ABSP II does not implement its projects alone; it is a consortium that works through and with its various partners. One of its key consortium partners is ISAAA, a pro-GM outfit funded by the GM industry, ABSP II and USAID, which has become famous for its annual reports on global production of GM crops. ISAAA is very active in supporting GM crop projects for ABSP II and similar programmes:
·ISAAA brokers the IPR deals between US corporations and participating public research centres in the South.
· ISAAA offers fellowships to scientists in its target countries to train in GM techniques at US private and public labs.
· ISAAA carries out socio-economic impact assessments of the potential GM crops and, most importantly.
· ISAAA handles much of the "communication and outreach" work, through its network of Biotechnology Information Centres.

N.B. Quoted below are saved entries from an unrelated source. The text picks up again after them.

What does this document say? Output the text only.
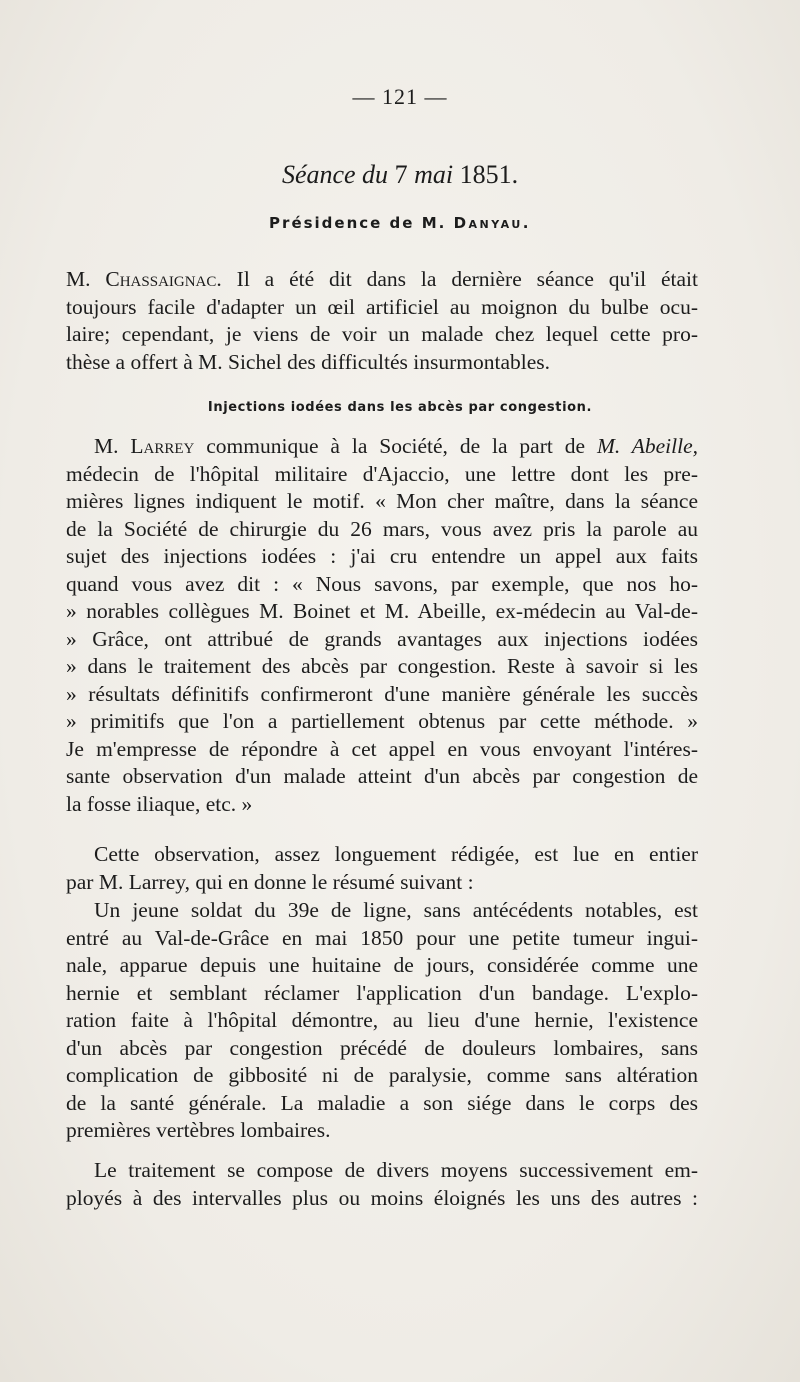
— 121 —
Séance du 7 mai 1851.
Présidence de M. Danyau.
M. Chassaignac. Il a été dit dans la dernière séance qu'il était
toujours facile d'adapter un œil artificiel au moignon du bulbe ocu-
laire; cependant, je viens de voir un malade chez lequel cette pro-
thèse a offert à M. Sichel des difficultés insurmontables.
Injections iodées dans les abcès par congestion.
M. Larrey communique à la Société, de la part de M. Abeille,
médecin de l'hôpital militaire d'Ajaccio, une lettre dont les pre-
mières lignes indiquent le motif. « Mon cher maître, dans la séance
de la Société de chirurgie du 26 mars, vous avez pris la parole au
sujet des injections iodées : j'ai cru entendre un appel aux faits
quand vous avez dit : « Nous savons, par exemple, que nos ho-
» norables collègues M. Boinet et M. Abeille, ex-médecin au Val-de-
» Grâce, ont attribué de grands avantages aux injections iodées
» dans le traitement des abcès par congestion. Reste à savoir si les
» résultats définitifs confirmeront d'une manière générale les succès
» primitifs que l'on a partiellement obtenus par cette méthode. »
Je m'empresse de répondre à cet appel en vous envoyant l'intéres-
sante observation d'un malade atteint d'un abcès par congestion de
la fosse iliaque, etc. »
Cette observation, assez longuement rédigée, est lue en entier
par M. Larrey, qui en donne le résumé suivant :
Un jeune soldat du 39e de ligne, sans antécédents notables, est
entré au Val-de-Grâce en mai 1850 pour une petite tumeur ingui-
nale, apparue depuis une huitaine de jours, considérée comme une
hernie et semblant réclamer l'application d'un bandage. L'explo-
ration faite à l'hôpital démontre, au lieu d'une hernie, l'existence
d'un abcès par congestion précédé de douleurs lombaires, sans
complication de gibbosité ni de paralysie, comme sans altération
de la santé générale. La maladie a son siége dans le corps des
premières vertèbres lombaires.
Le traitement se compose de divers moyens successivement em-
ployés à des intervalles plus ou moins éloignés les uns des autres :
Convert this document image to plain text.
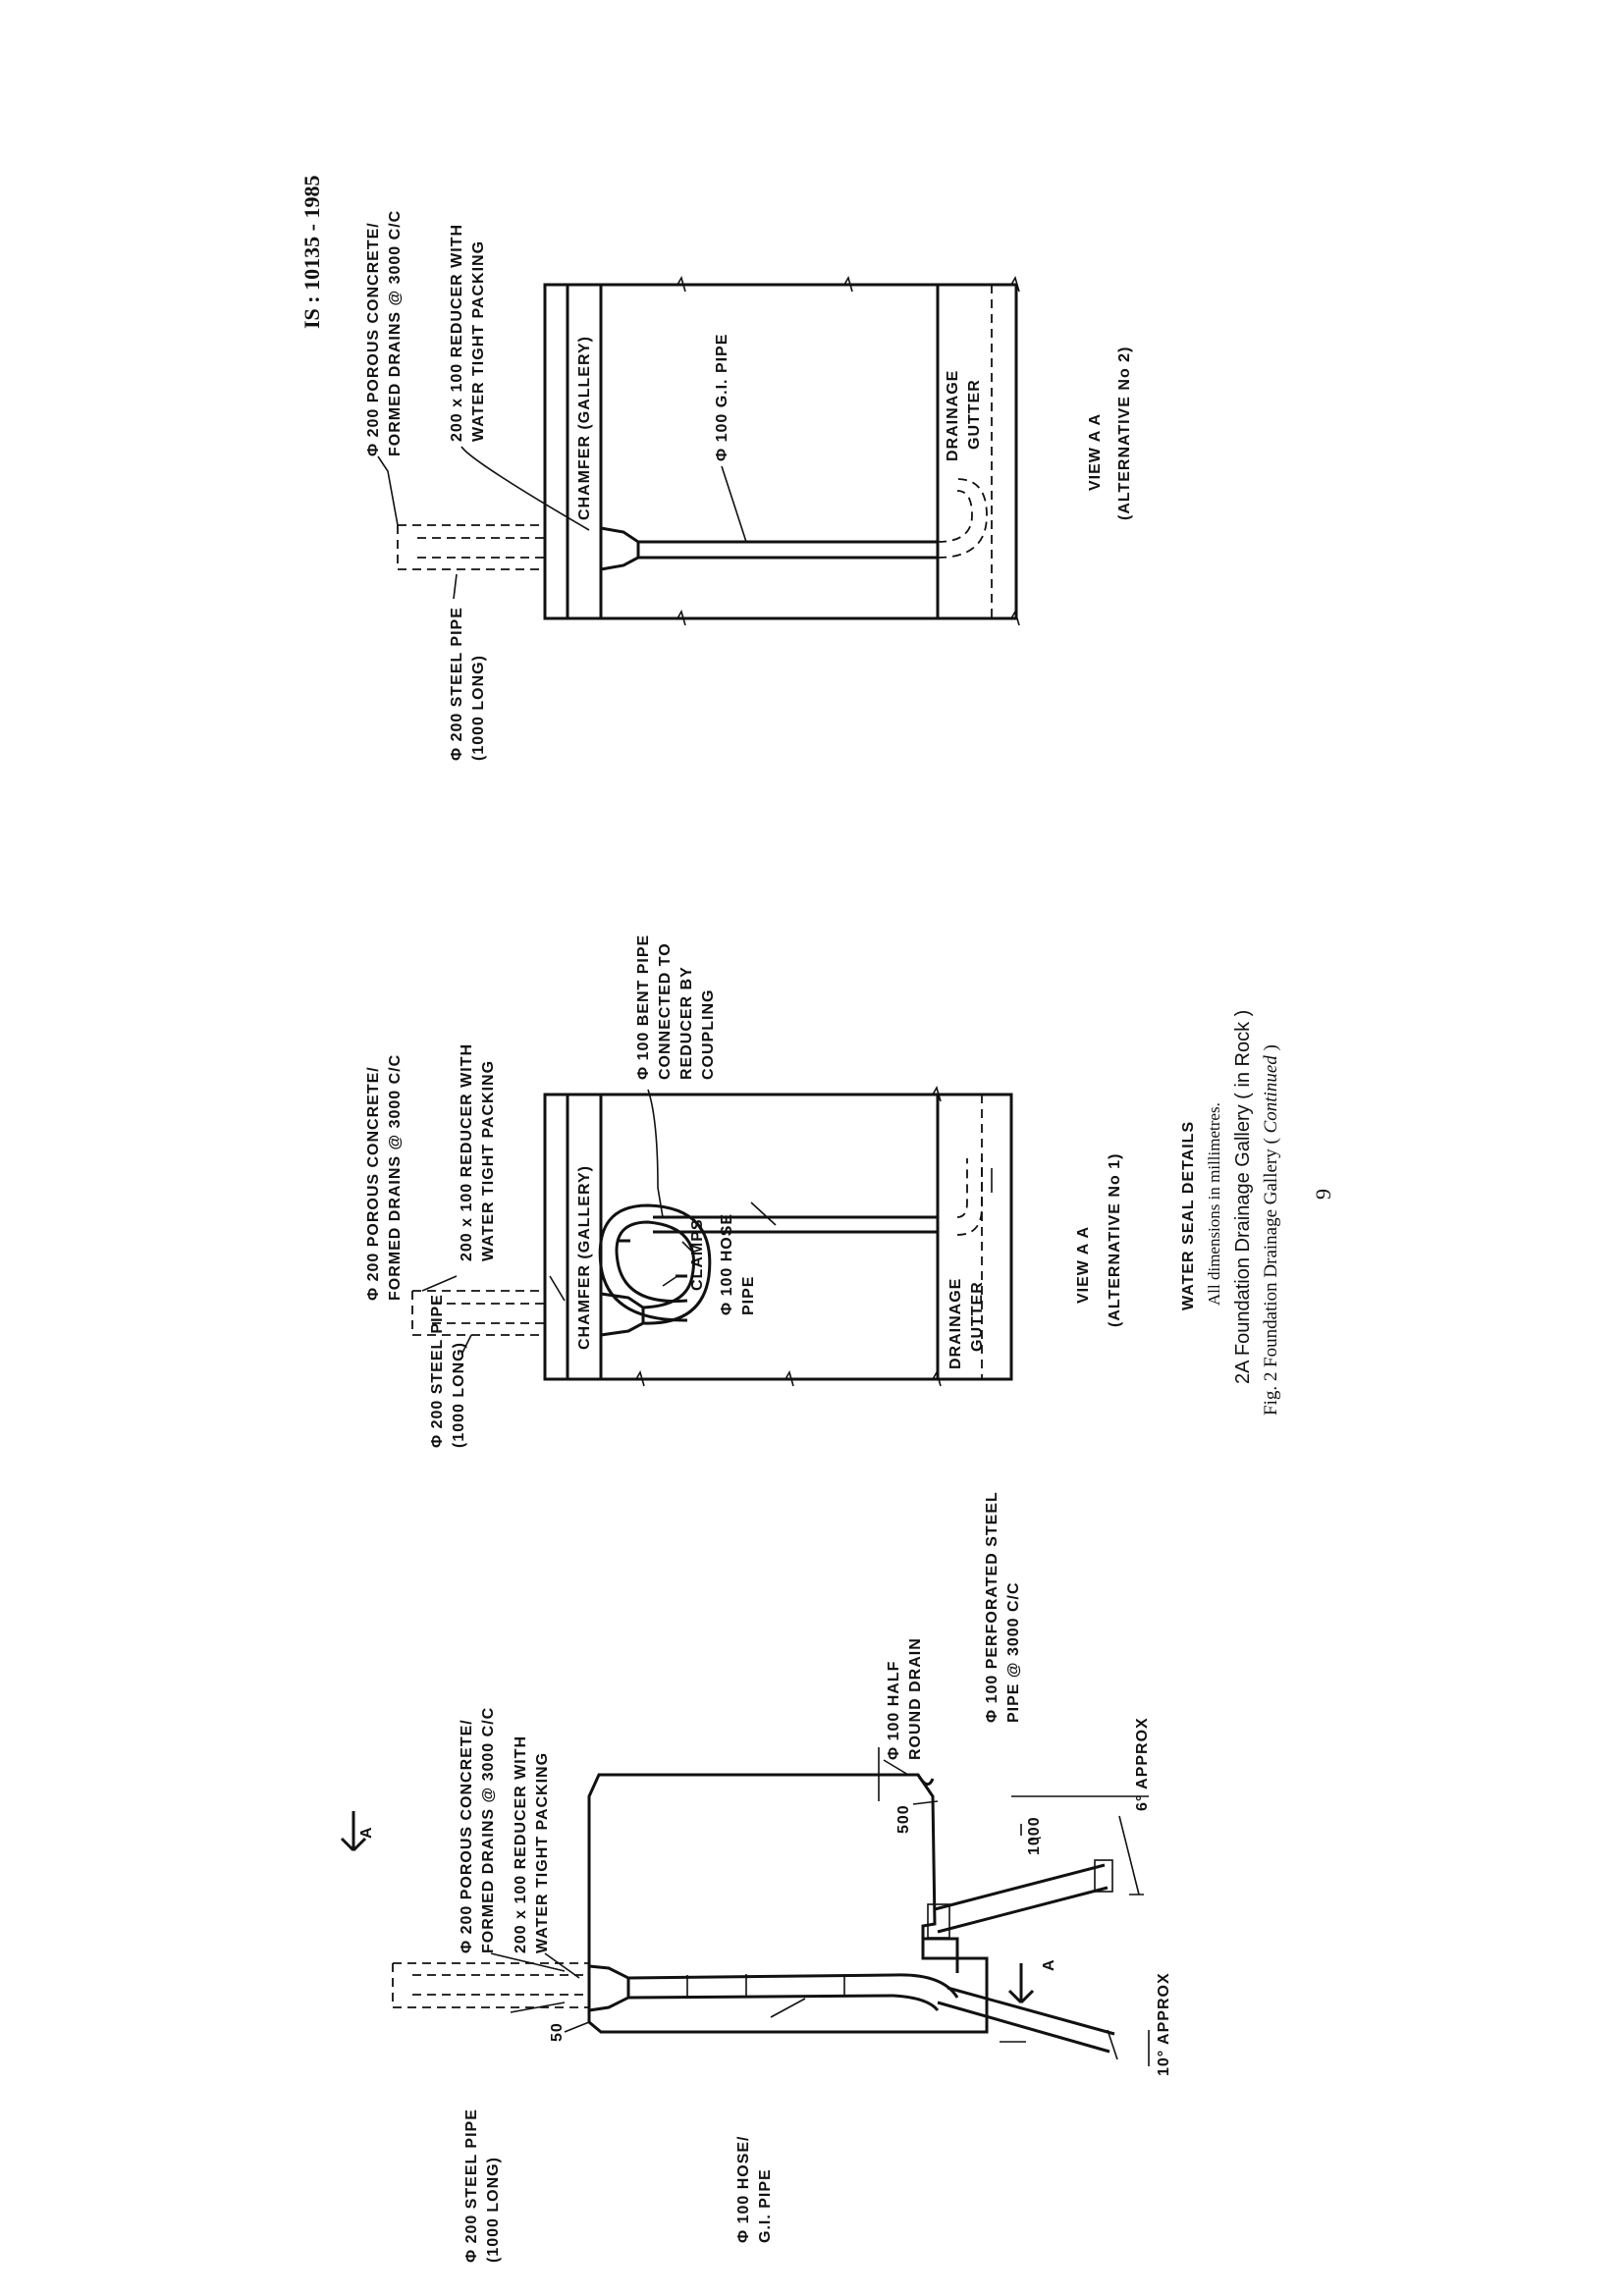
IS : 10135 - 1985
A
A
Φ 200 STEEL PIPE (1000 LONG)
Φ 200 POROUS CONCRETE/ FORMED DRAINS @ 3000 C/C 200 x 100 REDUCER WITH WATER TIGHT PACKING
50
Φ 100 HOSE/ G.I. PIPE
10° APPROX
500
Φ 100 HALF ROUND DRAIN	Φ 100 PERFORATED STEEL PIPE @ 3000 C/C
1000
6° APPROX
Φ 200 POROUS CONCRETE/ FORMED DRAINS @ 3000 C/C	200 x 100 REDUCER WITH WATER TIGHT PACKING
Φ 100 BENT PIPE CONNECTED TO REDUCER BY COUPLING
Φ 200 STEEL PIPE (1000 LONG)
CHAMFER (GALLERY)	CLAMPS Φ 100 HOSE PIPE	DRAINAGE GUTTER
VIEW A A (ALTERNATIVE No 1)
Φ 200 POROUS CONCRETE/ FORMED DRAINS @ 3000 C/C	200 x 100 REDUCER WITH WATER TIGHT PACKING	CHAMFER (GALLERY)	Φ 100 G.I. PIPE	DRAINAGE GUTTER
Φ 200 STEEL PIPE (1000 LONG)
VIEW A A (ALTERNATIVE No 2)
WATER SEAL DETAILS All dimensions in millimetres. 2A Foundation Drainage Gallery ( in Rock ) Fig. 2 Foundation Drainage Gallery ( Continued )
9
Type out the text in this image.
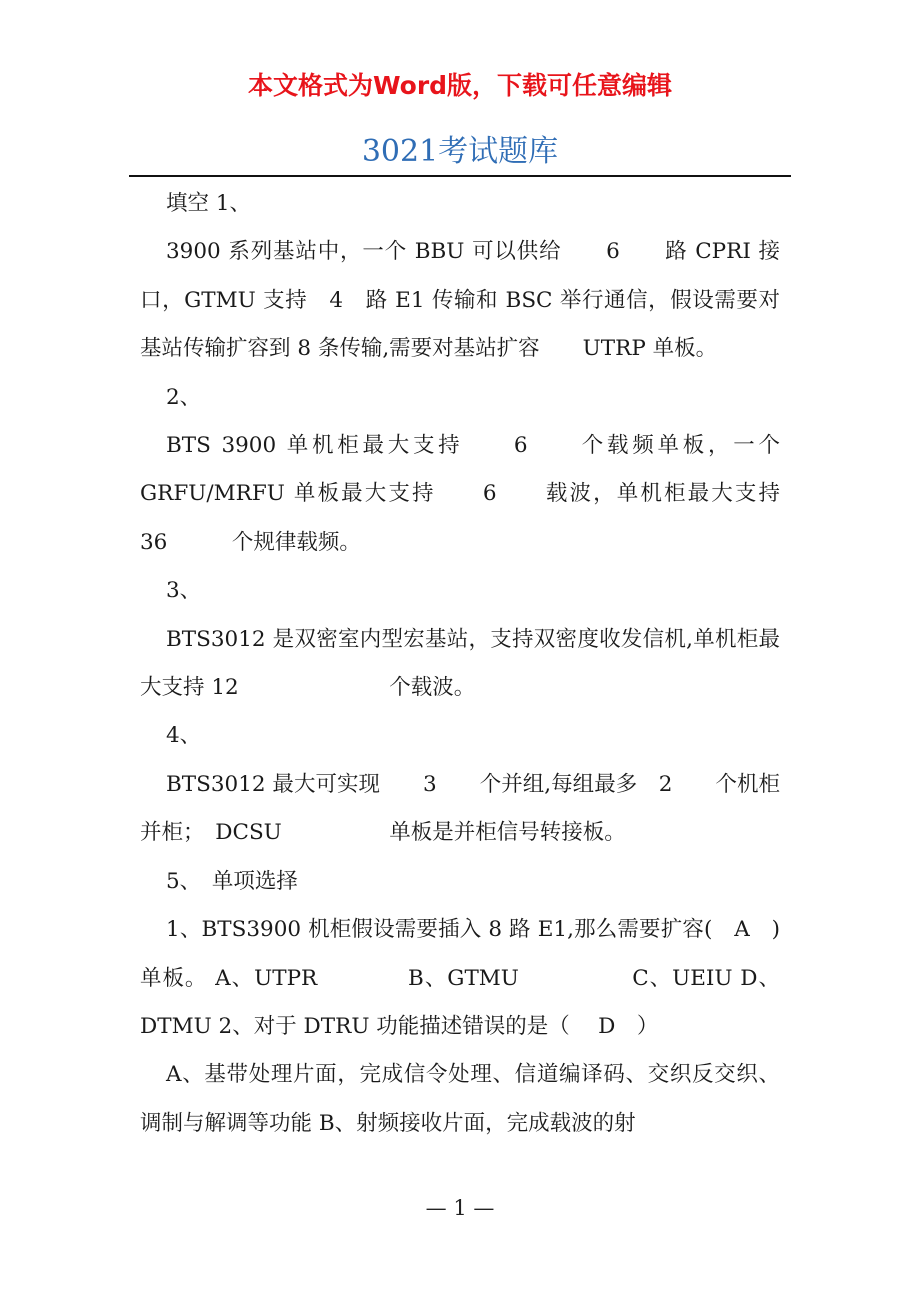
本文格式为Word版，下载可任意编辑
3021考试题库

填空 1、

3900 系列基站中，一个 BBU 可以供给　　6　　路 CPRI 接口，GTMU 支持　4　路 E1 传输和 BSC 举行通信，假设需要对基站传输扩容到 8 条传输,需要对基站扩容　　UTRP 单板。

2、

BTS 3900 单机柜最大支持　　6　　个载频单板，一个 GRFU/MRFU 单板最大支持　　6　　载波，单机柜最大支持　 36　　　个规律载频。

3、

BTS3012 是双密室内型宏基站，支持双密度收发信机,单机柜最大支持 12　　　　　　　个载波。

4、

BTS3012 最大可实现　　3　　个并组,每组最多　2　　个机柜并柜；　DCSU　　　　　单板是并柜信号转接板。

5、　单项选择

1、BTS3900 机柜假设需要插入 8 路 E1,那么需要扩容(　A　)单板。 A、UTPR　　　　B、GTMU　　　　　C、UEIU D、DTMU 2、对于 DTRU 功能描述错误的是（　 D　）

A、基带处理片面，完成信令处理、信道编译码、交织反交织、调制与解调等功能 B、射频接收片面，完成载波的射

— 1 —
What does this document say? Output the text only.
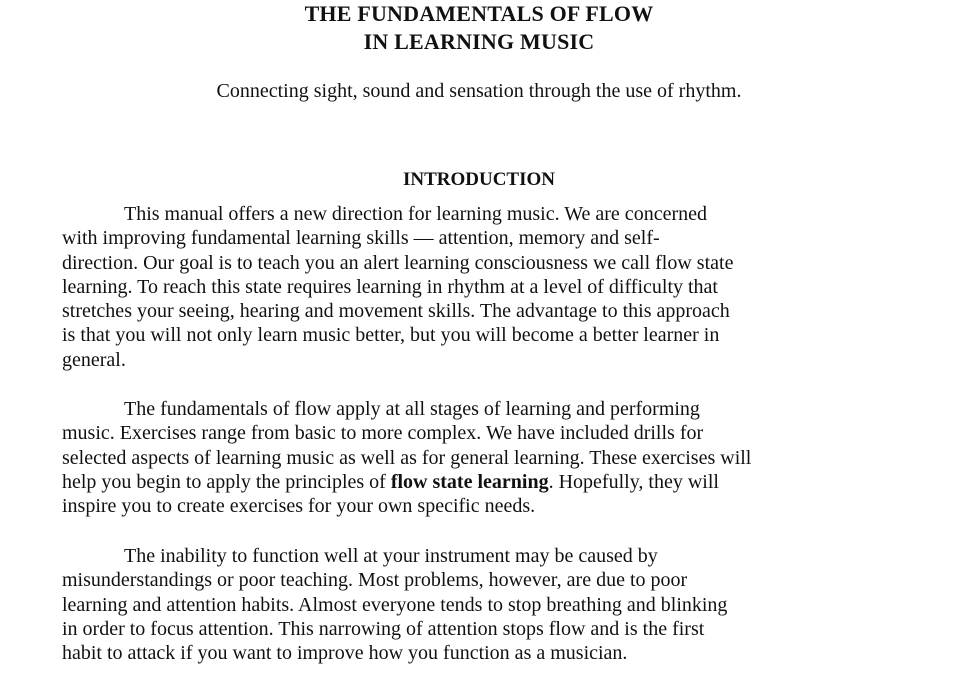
THE FUNDAMENTALS OF FLOW
IN LEARNING MUSIC
Connecting sight, sound and sensation through the use of rhythm.
INTRODUCTION
This manual offers a new direction for learning music. We are concerned
with improving fundamental learning skills — attention, memory and self-
direction. Our goal is to teach you an alert learning consciousness we call flow state
learning. To reach this state requires learning in rhythm at a level of difficulty that
stretches your seeing, hearing and movement skills. The advantage to this approach
is that you will not only learn music better, but you will become a better learner in
general.
The fundamentals of flow apply at all stages of learning and performing
music. Exercises range from basic to more complex. We have included drills for
selected aspects of learning music as well as for general learning. These exercises will
help you begin to apply the principles of flow state learning. Hopefully, they will
inspire you to create exercises for your own specific needs.
The inability to function well at your instrument may be caused by
misunderstandings or poor teaching. Most problems, however, are due to poor
learning and attention habits. Almost everyone tends to stop breathing and blinking
in order to focus attention. This narrowing of attention stops flow and is the first
habit to attack if you want to improve how you function as a musician.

This makes for a lot of crossover between ABSP II, PBS and ISAAA.
In Southeast Asia, the relation between ABSP II and ISAAA is seamless. They organise joint workshops and work together on various projects including, late blight resistant potato, fruit and shoot borer resistant aubergine, ringspot virus resistant papaya... and multiple virus resistant tomato. All of these are being developed for the Philippines and Indonesia. Where ABSP II focuses on biotechnology research, ISAAA promotes "safe and effective" biosafety regulatory procedures in Southeast Asia and as such compliments both ABSP II and PBS.
SARB is a sub-unit of the much larger USAID-funded project, ABSP. USAID has said SARB's objective is to provide the 'regulatory foundation to support field testing of genetically engineered products' (emphasis in original).
SARB was launched in 2000. It promotes in-country 'biosafety capacity building' as part of a regional 'biosafety initiative'.
Mariam Mayet of the African Centre for Biosafety points to the influence of SARB on Malawi, a 'core target' country for SARB's programmes. Malawi has been amongst the least restrictive of southern African countries with regard to accepting GM food aid and at the height of the food aid debate in 2002 it introduced a controversial 'Biosafety Bill'. The Bill while referring to the issue of risks posed by GMOs to human health and the environment in its preamble, took no account of these issues in its operational provisions. Mayet, a lawyer who specialises in legislation on genetic engineering, describes the Bill as 'displaying a flagrant and contemptuous disregard for biosafety.'
Muffy Koch is a key biotech lobbyist working with SARB and ABSP.